Systematic Errors in the Hubble Constant Measurement from the Sunyaev-Zel'dovich effect

TL;DR

This paper investigates the causes of systematic underestimation of the Hubble constant derived from the Sunyaev-Zel'dovich effect and X-ray observations, identifying key sources of error through models and simulations.

Contribution

It provides a detailed analysis of the physical origins of systematic errors in Hubble constant measurements from the SZ effect, highlighting the roles of ICM inhomogeneities and cluster shape.

Findings

Density and temperature inhomogeneities cause temperature measurement bias.

Asphericity and departures from isothermality contribute to systematic errors.

The identified systematics explain observed biases and dispersions in measurements.

Abstract

The Hubble constant estimated from the combined analysis of the Sunyaev-Zel'dovich effect and X-ray observations of galaxy clusters is systematically lower than those from other methods by 10-15 percent.

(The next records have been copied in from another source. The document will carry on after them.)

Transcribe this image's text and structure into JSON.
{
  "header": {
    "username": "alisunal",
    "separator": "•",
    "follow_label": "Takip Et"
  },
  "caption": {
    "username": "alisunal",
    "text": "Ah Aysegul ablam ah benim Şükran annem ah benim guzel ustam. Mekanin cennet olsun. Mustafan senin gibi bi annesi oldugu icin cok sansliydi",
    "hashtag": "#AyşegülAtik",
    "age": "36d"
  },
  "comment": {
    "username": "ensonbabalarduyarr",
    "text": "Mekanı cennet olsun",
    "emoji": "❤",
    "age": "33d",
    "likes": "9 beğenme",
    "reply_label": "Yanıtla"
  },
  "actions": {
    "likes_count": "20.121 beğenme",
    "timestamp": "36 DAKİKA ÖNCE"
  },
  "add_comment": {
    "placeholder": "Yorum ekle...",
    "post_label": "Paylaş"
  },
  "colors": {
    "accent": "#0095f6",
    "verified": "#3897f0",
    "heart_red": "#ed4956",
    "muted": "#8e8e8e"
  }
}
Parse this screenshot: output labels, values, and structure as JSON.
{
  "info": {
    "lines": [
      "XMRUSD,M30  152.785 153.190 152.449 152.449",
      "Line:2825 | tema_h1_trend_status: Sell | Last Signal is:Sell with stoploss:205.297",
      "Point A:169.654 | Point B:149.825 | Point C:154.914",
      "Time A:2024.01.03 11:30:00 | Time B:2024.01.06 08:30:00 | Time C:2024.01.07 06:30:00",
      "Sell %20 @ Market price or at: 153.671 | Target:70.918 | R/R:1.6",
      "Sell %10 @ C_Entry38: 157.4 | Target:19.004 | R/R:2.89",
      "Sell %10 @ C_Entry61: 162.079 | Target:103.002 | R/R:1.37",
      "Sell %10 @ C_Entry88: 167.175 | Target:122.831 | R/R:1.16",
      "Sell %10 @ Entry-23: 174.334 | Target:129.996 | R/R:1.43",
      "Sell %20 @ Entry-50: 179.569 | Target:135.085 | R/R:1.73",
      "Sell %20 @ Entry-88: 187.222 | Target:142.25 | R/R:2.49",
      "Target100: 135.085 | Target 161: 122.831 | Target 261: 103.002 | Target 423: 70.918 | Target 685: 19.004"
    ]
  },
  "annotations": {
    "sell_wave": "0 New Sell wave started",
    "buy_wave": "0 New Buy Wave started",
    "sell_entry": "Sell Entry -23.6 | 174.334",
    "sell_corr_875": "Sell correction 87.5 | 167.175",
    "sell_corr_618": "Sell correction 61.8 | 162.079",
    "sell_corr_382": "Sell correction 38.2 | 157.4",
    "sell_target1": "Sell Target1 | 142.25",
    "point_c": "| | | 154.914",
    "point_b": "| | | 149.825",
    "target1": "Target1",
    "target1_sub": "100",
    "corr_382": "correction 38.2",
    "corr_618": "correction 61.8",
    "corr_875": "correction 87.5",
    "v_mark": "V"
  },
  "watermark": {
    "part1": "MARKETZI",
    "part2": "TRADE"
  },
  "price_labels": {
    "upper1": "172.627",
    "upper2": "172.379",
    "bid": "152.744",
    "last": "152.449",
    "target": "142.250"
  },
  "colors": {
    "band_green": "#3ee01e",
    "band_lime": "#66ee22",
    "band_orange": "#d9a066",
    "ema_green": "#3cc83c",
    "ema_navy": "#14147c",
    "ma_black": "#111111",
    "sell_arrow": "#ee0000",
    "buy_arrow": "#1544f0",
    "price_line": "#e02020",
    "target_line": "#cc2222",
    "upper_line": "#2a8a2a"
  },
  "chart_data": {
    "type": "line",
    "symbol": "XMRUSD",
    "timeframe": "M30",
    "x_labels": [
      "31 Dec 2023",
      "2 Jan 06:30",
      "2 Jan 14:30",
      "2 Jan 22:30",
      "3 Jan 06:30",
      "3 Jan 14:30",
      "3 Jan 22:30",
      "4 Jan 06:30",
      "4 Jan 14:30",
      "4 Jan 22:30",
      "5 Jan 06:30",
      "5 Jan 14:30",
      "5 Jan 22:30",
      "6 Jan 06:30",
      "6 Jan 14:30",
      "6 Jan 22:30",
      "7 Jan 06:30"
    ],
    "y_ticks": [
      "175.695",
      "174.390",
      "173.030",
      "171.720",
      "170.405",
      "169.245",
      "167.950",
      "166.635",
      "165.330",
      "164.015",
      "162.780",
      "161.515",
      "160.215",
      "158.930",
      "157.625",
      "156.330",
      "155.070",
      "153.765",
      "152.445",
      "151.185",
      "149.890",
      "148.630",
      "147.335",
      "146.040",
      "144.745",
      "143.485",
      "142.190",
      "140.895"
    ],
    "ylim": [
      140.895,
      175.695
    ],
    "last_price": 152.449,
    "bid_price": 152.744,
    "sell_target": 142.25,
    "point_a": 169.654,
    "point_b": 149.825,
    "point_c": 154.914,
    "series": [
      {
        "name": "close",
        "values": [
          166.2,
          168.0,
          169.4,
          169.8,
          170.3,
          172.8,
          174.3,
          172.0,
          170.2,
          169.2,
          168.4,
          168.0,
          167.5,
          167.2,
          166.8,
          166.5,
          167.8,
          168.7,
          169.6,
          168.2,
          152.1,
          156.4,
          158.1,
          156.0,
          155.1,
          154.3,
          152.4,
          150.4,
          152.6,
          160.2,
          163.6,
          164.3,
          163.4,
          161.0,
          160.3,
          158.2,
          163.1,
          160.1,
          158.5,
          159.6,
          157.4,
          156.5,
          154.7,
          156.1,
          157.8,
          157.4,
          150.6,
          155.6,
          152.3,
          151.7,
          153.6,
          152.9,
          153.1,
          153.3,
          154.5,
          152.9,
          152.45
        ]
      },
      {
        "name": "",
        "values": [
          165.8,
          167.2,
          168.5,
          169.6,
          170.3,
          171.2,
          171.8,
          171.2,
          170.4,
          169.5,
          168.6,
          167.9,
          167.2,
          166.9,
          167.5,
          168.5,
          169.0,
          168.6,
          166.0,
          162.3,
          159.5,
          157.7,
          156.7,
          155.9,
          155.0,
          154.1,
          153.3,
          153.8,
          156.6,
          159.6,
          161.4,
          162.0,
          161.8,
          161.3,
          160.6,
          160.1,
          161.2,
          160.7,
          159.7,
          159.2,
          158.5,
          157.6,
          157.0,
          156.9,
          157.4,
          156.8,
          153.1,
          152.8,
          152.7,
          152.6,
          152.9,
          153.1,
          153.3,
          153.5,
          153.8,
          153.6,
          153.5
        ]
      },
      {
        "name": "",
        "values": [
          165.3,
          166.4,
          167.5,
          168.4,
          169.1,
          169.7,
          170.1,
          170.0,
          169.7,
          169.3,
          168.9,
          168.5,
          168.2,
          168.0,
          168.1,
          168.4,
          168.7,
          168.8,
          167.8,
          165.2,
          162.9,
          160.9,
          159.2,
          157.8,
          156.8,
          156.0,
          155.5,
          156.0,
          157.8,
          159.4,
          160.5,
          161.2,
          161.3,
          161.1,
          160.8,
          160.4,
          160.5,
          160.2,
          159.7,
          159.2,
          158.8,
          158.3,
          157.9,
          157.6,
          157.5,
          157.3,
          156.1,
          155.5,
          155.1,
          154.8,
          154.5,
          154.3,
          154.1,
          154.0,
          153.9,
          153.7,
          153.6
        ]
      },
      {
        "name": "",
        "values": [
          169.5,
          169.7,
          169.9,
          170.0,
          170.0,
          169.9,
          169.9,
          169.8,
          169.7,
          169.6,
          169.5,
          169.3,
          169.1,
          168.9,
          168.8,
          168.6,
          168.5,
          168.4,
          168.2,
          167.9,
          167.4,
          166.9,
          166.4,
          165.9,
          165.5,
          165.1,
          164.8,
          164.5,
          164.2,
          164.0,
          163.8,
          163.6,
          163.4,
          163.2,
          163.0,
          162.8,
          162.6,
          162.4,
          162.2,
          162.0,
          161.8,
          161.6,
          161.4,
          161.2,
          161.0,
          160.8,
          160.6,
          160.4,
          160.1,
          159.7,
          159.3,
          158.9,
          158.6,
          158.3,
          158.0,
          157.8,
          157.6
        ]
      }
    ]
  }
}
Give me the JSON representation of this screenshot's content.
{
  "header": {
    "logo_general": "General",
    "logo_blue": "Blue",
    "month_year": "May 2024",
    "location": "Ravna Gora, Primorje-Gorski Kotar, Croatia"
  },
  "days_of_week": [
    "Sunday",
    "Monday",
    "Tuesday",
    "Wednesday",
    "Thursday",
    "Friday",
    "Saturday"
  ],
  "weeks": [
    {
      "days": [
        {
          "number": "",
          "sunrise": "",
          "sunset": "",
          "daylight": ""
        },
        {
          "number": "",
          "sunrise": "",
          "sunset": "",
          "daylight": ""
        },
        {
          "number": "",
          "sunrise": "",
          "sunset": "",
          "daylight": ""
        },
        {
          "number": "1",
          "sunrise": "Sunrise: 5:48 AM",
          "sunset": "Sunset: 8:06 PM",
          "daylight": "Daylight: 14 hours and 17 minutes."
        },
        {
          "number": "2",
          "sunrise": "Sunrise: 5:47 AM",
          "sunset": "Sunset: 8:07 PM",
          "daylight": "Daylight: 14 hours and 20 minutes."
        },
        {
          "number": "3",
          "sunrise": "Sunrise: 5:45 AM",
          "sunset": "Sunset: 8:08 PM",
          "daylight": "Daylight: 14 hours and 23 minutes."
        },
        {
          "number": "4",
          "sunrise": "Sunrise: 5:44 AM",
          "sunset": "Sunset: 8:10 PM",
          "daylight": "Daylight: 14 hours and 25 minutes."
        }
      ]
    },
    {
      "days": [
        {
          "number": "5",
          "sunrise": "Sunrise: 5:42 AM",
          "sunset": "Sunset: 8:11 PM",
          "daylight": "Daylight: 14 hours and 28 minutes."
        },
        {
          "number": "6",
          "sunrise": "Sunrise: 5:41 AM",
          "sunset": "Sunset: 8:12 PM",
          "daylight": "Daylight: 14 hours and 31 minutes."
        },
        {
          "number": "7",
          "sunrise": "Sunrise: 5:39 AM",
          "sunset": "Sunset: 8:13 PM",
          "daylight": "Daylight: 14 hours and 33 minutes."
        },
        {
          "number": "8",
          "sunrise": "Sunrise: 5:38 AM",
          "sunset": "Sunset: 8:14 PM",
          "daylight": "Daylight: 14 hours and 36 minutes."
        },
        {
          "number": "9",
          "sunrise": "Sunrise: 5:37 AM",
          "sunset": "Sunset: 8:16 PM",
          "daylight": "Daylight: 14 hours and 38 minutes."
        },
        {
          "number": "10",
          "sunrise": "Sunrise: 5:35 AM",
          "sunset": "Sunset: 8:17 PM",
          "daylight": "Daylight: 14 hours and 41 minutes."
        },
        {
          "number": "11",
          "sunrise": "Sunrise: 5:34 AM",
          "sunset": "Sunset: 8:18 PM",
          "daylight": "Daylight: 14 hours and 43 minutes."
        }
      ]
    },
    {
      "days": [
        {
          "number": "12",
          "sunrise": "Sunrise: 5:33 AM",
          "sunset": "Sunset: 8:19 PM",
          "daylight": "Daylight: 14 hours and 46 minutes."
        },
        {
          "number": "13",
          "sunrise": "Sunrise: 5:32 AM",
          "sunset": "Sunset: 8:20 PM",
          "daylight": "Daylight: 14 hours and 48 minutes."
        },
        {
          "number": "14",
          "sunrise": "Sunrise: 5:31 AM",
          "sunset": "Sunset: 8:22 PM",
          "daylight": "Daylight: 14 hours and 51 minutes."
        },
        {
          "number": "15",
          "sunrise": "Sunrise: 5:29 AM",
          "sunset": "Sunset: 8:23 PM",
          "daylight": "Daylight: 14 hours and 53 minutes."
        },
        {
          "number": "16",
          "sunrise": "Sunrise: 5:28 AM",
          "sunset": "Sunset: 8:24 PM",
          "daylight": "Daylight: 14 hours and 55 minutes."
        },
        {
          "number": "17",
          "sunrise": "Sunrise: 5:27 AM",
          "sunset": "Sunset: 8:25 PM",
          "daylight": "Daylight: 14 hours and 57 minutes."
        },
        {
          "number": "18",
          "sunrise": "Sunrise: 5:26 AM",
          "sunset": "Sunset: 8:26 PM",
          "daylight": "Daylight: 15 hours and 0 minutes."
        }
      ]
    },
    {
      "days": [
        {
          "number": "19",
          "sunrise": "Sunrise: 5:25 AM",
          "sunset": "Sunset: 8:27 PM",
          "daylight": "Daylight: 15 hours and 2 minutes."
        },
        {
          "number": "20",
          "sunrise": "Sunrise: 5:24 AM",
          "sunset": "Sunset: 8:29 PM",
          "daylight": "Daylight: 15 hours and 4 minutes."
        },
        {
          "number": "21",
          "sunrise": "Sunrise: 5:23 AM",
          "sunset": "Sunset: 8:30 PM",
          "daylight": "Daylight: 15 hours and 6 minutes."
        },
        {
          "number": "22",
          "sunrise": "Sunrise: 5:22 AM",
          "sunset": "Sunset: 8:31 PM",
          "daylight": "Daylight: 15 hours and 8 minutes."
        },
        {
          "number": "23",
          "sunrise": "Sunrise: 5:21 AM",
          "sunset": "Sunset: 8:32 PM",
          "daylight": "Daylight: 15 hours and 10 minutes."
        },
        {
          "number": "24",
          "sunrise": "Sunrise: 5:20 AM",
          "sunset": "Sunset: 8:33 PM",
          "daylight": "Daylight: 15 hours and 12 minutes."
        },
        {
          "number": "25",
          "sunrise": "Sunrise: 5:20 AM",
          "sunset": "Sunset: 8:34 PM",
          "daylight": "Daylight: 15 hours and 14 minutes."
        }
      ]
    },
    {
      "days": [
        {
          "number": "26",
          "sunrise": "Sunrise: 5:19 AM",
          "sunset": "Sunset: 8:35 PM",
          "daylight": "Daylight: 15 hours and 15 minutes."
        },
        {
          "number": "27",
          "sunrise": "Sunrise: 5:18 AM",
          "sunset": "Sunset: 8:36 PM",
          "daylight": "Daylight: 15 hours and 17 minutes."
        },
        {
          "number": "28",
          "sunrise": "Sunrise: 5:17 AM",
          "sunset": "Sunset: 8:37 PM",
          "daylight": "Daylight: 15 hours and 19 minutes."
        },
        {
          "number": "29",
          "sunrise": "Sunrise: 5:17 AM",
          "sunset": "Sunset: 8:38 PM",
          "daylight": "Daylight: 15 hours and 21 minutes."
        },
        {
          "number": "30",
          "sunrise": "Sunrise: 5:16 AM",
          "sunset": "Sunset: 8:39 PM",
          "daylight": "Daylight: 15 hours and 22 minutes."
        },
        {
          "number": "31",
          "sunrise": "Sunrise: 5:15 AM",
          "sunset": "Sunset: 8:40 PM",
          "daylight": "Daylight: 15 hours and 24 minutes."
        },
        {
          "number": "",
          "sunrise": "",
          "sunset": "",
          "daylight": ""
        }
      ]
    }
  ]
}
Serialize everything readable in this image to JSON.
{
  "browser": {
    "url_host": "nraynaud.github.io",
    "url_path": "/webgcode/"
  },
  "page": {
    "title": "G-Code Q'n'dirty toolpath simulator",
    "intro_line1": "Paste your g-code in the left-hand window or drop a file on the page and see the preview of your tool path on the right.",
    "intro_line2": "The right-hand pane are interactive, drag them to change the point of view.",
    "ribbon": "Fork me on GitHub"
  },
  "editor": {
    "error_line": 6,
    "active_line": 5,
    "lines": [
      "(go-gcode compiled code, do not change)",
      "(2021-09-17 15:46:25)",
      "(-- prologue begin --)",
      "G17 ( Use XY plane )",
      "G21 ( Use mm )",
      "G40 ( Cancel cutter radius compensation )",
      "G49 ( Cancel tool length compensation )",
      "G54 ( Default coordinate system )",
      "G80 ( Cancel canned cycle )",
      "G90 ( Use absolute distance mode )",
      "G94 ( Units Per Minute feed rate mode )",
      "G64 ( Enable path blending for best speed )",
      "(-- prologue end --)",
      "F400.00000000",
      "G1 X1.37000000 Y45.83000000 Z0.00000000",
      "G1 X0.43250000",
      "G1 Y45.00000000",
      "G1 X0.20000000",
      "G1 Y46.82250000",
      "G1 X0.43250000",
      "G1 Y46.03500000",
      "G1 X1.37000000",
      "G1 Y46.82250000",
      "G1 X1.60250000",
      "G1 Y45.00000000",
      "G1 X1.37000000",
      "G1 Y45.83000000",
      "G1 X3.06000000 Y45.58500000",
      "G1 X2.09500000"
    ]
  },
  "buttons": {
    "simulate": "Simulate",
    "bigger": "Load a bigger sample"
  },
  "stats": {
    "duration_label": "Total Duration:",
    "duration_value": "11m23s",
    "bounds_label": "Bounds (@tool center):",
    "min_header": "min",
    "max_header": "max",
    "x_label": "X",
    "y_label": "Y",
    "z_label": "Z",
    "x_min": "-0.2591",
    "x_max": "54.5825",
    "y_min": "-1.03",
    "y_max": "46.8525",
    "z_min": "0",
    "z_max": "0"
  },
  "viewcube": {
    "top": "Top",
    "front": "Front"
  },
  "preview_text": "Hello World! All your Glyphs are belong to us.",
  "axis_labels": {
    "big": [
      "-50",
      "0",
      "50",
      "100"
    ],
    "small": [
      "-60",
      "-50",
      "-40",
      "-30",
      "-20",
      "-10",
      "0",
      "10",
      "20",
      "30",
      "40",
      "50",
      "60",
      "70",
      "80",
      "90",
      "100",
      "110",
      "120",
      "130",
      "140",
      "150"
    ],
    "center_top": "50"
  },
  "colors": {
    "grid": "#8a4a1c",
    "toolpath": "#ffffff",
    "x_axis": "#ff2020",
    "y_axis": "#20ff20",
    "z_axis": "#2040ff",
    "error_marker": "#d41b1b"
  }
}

We examine the origin of the systematic underestimate using an analytic model of the intracluster medium (ICM), and compare the prediction with idealistic triaxial models and with clusters extracted from cosmological hydrodynamical simulations. We identify three important sources for the systematic errors; density and temperature inhomogeneities in the ICM, departures from isothermality, and asphericity. In particular, the combination of the first two leads to the systematic underestimate of the ICM spectroscopic temperature relative to its emission-weighed one. We find that these three systematics well reproduce both the observed bias and the intrinsic dispersions of the Hubble constant estimated from the Sunyaev-Zel'dovich effect.